Ateleta, “Non fu violenza, non era un gigolò”

Assolto dopo anni di udienze e accuse pesantissime: finisce l’incubo per un uomo finito a processo con l’accusa di aver costretto due donne di Ateleta alla prostituzione estorcendo loro anche del danaro.

Il pm aveva chiesto la condanna a 7 anni e 30 mila euro di multa e, invece, un uomo di origini campane è stato assolto da pesantissime accuse andate avanti per anni e mosse da due donne sue amanti. Fine di un incubo per l’uomo finito a processo con l’accusa di aver costretto le due donne di Ateleta alla prostituzione estorcendo loro anche del danaro.
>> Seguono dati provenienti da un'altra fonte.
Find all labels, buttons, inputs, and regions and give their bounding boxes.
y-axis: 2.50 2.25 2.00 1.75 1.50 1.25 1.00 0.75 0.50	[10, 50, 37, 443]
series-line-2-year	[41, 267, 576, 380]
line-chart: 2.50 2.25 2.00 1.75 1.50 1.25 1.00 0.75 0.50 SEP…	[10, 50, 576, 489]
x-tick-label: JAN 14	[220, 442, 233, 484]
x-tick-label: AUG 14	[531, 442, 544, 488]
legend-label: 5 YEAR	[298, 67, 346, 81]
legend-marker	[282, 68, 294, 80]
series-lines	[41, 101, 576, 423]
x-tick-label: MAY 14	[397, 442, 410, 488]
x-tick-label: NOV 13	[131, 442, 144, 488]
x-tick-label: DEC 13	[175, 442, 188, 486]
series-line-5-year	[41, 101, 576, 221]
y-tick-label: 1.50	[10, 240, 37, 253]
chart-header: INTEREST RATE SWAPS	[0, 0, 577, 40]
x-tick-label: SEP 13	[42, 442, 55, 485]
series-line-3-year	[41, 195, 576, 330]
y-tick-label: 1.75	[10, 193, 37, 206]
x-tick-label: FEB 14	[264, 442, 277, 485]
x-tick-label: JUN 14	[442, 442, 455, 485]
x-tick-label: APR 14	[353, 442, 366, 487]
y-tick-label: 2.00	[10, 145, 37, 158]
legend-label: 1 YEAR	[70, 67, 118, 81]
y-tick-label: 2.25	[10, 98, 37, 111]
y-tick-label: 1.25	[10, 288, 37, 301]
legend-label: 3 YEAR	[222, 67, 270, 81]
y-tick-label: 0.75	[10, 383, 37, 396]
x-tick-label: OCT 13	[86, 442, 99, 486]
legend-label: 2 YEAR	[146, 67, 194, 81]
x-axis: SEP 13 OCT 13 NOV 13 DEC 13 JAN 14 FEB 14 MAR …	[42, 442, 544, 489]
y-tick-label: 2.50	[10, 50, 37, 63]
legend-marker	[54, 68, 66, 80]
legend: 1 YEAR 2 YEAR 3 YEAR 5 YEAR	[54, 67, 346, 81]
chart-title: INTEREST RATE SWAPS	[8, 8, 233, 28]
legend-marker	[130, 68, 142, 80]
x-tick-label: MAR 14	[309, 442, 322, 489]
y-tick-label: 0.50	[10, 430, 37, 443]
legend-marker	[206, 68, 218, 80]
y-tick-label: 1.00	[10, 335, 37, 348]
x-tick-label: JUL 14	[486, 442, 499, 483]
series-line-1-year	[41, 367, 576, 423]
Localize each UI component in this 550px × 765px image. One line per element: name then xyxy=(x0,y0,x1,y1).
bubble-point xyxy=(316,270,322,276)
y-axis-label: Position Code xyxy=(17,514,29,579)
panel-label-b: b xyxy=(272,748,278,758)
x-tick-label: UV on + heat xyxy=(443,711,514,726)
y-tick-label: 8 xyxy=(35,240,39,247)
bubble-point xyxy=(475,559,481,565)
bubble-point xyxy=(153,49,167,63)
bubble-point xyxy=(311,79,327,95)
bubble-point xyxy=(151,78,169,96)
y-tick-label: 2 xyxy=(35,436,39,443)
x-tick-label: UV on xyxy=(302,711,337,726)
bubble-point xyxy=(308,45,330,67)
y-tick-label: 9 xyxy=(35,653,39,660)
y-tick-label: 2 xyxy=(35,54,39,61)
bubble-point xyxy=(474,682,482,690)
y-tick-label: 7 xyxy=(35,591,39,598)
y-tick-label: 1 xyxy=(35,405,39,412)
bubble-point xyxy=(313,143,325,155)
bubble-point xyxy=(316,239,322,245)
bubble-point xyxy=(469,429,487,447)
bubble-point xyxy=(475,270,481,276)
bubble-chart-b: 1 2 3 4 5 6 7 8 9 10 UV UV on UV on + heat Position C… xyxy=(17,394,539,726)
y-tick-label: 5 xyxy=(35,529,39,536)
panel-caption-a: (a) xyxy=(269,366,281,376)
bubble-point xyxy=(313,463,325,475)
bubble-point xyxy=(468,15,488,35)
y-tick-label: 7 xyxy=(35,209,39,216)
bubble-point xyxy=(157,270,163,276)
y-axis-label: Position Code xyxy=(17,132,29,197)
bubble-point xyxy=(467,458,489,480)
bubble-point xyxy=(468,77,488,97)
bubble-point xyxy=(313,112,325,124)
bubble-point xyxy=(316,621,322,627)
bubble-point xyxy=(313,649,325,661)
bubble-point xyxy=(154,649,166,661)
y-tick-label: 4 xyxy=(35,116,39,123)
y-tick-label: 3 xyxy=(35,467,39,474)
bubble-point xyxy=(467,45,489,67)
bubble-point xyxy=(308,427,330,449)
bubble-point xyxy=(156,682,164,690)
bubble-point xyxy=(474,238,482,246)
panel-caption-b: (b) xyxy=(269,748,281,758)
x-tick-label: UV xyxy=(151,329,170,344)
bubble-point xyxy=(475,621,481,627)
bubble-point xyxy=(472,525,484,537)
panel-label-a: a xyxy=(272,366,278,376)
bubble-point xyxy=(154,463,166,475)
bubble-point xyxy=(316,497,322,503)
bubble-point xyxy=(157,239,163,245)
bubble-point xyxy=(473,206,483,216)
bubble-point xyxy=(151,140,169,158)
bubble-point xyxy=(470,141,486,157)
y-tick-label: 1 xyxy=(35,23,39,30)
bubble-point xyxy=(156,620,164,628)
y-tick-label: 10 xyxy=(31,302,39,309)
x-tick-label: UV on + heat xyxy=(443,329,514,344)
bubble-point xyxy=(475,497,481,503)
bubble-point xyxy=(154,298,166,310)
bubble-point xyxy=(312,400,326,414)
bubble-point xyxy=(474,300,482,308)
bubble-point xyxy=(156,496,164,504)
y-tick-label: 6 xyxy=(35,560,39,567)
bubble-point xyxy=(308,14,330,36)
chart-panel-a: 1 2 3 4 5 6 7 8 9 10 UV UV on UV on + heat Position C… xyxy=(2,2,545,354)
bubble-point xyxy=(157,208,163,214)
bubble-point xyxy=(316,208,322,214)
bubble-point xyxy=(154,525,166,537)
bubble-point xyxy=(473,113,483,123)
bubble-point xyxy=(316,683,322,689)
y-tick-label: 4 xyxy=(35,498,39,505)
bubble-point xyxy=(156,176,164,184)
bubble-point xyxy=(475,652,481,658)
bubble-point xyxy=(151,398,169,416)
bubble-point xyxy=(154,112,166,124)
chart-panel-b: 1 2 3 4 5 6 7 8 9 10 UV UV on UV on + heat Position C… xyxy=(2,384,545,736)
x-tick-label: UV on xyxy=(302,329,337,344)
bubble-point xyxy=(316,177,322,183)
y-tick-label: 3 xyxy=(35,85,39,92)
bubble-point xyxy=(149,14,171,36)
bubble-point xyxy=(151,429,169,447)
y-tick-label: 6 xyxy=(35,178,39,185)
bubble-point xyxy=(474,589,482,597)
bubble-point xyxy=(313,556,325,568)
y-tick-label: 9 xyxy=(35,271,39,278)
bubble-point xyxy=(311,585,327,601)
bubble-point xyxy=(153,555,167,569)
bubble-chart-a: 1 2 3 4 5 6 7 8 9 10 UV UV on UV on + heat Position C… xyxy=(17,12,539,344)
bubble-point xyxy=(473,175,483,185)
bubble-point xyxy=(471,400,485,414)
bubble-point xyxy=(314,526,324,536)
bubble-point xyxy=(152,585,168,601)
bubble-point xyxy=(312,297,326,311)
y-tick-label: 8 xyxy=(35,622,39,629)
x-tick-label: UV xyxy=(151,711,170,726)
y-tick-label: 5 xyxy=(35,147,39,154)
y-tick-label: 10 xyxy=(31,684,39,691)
Una lunga e complessa storia fatta di tradimenti, inganni, raggiri e accuse forse costruite ad hoc dalle due donne perchè entrambe sedotte e poi abbandonate: forse l’unica vera colpa di quest’uomo, ieri assolto dal tribunale di Sulmona è stata quella di essere un gigolò. La svolta è arrivata dalle intercettazioni telefoniche che hanno completamente ribaltato la vicenda facendo venir fuori la verità ossia che a perseguitare l’uomo, dopo la fine delle due relazioni, erano state proprio le due donne di Ateleta che poi lo avevano denunciato e fatto finire a processo.